Il y a dès lors lieu de faire droit à la demande de mainlevée partielle à hauteur de 8000 euros en principal. La saisie sera dès lors cantonnée à la somme en principale de 87.574,87 euros, hors frais et intérêts qui seront, de même que la provision sur intérêts, recalculés par le commissaire de justice instrumentaire sur la somme en principal de 87.574,87.
Sur les demandes de dommages et intérêts
L’article L.121-2 du code des procédures civiles d’exécution dispose que le Juge de l’exécution a le pouvoir d’ordonner la mainlevée de toute mesure inutile ou abusive et de condamner le créancier à des dommages et intérêts en cas d’abus de saisie.
Le droit de pratiquer des mesures d’exécution forcée sur le fondement d’une décision de justice ne dégénère que si les mesures pratiquées révèlent une intention maligne, une erreur grossière ou une légèreté blâmable de la part de leur auteur.
En application de l’article 32-1 du code de procédure civile et de l’article 1240 du code civil, celui qui agit en justice de manière dilatoire ou abusive peut être condamné à une amende civile d’un maximum de 10.000 euros, ainsi qu’au paiement de dommages-intérêts au bénéfice du défendeur dans l’hypothèse où cet abus lui aurait causé un préjudice.
En l’espèce, si l’omission des 8000 euros litigieux au titre des acomptes révèlent une légèreté certaine dans la mise en œuvre de la saisie, la société G CAPITAL ne précise pas la nature du préjudice qu’elle dit avoir subi en lien avec les sommes saisies de manière excessive, celles-ci apparaissant au demeurant d’un montant très relatif par rapport à la créance des défendeurs et aux disponibilités de la requérante.
A l’inverse, dès lors que la saisie devait effectivement être cantonnée à une somme inférieure à celle mentionnée à l’acte, il n’est pas établi que l’instance ait été introduite de manière abusive par la société G CAPITAL.
Les demandes réciproques de dommages et intérêts seront dès lors rejetées.
Sur les demandes accessoires
En l’absence de paiement volontaire et eu égard à l’utilité de la saisie, il y a lieu de condamner la société G CAPITAL, partie débitrice, aux dépens, en application de l’article 696 du code de procédure civile, sans qu’il soit nécessaire de détailler les actes relevant de cette catégorie.

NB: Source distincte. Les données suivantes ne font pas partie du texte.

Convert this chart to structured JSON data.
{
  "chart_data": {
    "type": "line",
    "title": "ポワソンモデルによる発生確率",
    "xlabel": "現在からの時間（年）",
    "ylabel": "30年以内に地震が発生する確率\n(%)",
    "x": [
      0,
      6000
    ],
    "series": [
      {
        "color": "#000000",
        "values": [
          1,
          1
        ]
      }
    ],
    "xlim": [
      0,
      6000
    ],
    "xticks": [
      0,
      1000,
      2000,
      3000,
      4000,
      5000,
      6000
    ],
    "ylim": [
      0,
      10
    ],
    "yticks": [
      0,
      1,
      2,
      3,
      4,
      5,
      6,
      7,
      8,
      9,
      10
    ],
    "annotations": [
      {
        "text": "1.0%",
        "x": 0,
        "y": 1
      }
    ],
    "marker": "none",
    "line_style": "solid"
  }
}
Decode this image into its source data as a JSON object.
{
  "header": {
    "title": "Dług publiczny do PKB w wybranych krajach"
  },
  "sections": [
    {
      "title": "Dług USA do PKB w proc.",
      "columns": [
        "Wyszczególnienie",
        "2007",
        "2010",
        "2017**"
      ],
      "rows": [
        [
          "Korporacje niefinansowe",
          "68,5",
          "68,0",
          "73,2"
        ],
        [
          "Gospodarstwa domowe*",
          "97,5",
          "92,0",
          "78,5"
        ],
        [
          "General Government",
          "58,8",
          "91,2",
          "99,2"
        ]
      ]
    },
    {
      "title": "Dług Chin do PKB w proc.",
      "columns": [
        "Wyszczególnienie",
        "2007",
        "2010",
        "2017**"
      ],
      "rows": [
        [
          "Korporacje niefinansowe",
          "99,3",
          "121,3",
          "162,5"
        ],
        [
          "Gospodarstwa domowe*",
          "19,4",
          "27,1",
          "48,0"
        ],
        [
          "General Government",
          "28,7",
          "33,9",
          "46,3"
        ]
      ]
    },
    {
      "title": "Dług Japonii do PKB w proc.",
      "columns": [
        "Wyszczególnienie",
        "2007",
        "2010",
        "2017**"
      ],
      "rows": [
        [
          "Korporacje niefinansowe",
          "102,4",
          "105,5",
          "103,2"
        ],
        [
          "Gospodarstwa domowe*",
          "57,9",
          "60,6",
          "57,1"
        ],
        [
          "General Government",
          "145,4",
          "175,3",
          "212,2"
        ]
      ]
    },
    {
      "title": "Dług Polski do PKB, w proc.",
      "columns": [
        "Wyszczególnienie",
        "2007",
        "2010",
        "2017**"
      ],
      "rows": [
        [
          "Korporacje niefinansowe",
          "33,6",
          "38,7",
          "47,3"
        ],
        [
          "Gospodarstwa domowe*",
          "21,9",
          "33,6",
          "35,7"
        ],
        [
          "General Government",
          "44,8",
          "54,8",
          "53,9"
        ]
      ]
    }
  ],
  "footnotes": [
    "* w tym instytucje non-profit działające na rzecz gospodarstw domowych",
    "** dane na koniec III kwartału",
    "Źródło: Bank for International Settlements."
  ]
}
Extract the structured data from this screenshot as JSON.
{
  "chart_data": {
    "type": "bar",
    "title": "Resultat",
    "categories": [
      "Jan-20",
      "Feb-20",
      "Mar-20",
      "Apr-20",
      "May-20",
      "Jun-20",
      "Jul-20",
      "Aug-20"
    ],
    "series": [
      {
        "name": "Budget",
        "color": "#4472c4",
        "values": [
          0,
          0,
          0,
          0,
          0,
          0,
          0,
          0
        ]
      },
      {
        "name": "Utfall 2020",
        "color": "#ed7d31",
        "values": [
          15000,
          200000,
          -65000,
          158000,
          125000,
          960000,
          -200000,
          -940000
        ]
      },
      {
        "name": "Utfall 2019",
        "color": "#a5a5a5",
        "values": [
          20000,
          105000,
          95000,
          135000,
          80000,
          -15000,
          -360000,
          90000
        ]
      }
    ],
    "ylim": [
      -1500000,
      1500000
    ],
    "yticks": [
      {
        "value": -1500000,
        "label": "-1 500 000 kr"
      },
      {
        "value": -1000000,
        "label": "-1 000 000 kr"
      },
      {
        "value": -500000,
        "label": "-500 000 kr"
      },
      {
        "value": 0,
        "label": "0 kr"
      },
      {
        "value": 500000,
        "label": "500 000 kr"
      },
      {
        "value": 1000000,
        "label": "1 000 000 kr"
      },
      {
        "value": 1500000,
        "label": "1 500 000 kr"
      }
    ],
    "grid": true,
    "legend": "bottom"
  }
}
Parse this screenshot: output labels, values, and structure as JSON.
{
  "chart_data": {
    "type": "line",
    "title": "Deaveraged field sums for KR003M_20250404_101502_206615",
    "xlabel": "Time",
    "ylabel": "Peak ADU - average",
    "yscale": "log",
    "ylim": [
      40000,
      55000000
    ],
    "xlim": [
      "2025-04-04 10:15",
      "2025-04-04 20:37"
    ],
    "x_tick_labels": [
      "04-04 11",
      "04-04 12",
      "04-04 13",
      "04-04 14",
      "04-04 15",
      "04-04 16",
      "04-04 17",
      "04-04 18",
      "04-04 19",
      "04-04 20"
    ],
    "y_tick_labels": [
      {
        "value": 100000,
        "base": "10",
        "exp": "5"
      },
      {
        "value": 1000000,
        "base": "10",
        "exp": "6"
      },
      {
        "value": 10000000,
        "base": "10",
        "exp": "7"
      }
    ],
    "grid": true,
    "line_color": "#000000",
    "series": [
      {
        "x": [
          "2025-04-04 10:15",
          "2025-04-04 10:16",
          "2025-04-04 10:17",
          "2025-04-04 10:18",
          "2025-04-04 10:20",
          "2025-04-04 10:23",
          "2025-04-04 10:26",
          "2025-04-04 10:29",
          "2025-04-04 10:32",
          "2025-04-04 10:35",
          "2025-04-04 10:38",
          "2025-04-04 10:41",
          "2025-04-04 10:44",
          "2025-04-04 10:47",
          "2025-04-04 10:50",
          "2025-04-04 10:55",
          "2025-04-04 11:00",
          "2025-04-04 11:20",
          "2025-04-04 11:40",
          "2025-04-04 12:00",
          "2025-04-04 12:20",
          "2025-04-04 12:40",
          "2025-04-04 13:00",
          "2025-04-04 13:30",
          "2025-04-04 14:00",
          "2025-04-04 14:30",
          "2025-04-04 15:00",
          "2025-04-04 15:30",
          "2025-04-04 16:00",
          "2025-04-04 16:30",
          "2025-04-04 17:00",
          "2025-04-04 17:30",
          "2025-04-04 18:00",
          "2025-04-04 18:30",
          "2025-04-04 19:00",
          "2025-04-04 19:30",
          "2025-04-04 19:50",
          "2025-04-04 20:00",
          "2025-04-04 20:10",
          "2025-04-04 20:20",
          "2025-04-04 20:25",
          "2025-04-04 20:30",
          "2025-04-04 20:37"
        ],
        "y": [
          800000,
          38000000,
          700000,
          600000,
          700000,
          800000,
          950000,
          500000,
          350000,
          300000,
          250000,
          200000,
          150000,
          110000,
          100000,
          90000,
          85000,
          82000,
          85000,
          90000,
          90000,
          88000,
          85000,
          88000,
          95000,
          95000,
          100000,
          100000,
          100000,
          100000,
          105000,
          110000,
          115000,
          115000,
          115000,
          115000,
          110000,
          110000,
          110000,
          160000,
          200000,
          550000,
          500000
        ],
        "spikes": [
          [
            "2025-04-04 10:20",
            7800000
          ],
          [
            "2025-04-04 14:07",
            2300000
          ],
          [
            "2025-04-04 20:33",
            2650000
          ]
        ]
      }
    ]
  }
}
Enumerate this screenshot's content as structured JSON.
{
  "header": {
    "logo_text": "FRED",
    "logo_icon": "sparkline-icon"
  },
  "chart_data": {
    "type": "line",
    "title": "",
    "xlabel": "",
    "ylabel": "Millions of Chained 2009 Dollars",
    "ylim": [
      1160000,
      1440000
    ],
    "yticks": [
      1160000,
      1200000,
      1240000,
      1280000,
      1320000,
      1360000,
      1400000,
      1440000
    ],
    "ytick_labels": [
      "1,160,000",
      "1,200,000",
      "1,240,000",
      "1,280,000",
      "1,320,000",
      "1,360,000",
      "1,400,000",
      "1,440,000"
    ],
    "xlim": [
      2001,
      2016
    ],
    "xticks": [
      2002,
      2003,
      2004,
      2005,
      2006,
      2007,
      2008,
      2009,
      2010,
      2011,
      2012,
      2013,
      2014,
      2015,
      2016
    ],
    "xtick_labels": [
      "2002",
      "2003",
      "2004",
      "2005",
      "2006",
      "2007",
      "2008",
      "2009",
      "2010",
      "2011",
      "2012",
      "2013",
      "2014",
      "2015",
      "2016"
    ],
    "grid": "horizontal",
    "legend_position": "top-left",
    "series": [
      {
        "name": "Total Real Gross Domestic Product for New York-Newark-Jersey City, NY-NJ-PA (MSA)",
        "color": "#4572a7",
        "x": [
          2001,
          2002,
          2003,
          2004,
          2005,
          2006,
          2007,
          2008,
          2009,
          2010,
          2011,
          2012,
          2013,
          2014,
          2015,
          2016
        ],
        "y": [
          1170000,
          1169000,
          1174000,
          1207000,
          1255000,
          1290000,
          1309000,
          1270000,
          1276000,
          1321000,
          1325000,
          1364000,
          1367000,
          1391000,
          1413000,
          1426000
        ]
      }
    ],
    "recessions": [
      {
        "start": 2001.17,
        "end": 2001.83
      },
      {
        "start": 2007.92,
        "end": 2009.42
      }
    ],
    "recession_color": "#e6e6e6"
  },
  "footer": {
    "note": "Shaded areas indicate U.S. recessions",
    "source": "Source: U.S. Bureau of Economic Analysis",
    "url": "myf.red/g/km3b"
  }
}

Néanmoins, dès lors que l’instance n’a été introduite qu’en raison d’une erreur largement évitable des consorts [T], il apparaît équitable de laisser à la charge de chaque partie les frais irrépétibles qu’elles ont engagés. Les demandes formées au titre de l’article 700 du code de procédure civile seront rejetées.
PAR CES MOTIFS
Le juge de l’exécution, statuant publiquement par jugement contradictoire, rendu en premier ressort, exécutoire de droit à titre provisoire et mis à disposition au greffe :
CANTONNE les effets de la saisie pratiquée le 24/03/2025 à la somme en principal de 87.574,87 euros, outre les frais et intérêts ;
DIT que les intérêts et la provision sur intérêts devront être recalculés par le commissaire de justice instrumentaire sur la somme en principal de 87.574,87 ;
REJETTE les demandes de dommages et intérêts ;
REJETTE les demandes formées au titre de l’article 700 du code de procédure civile ;
CONDAMNE la société G CAPITAL aux dépens.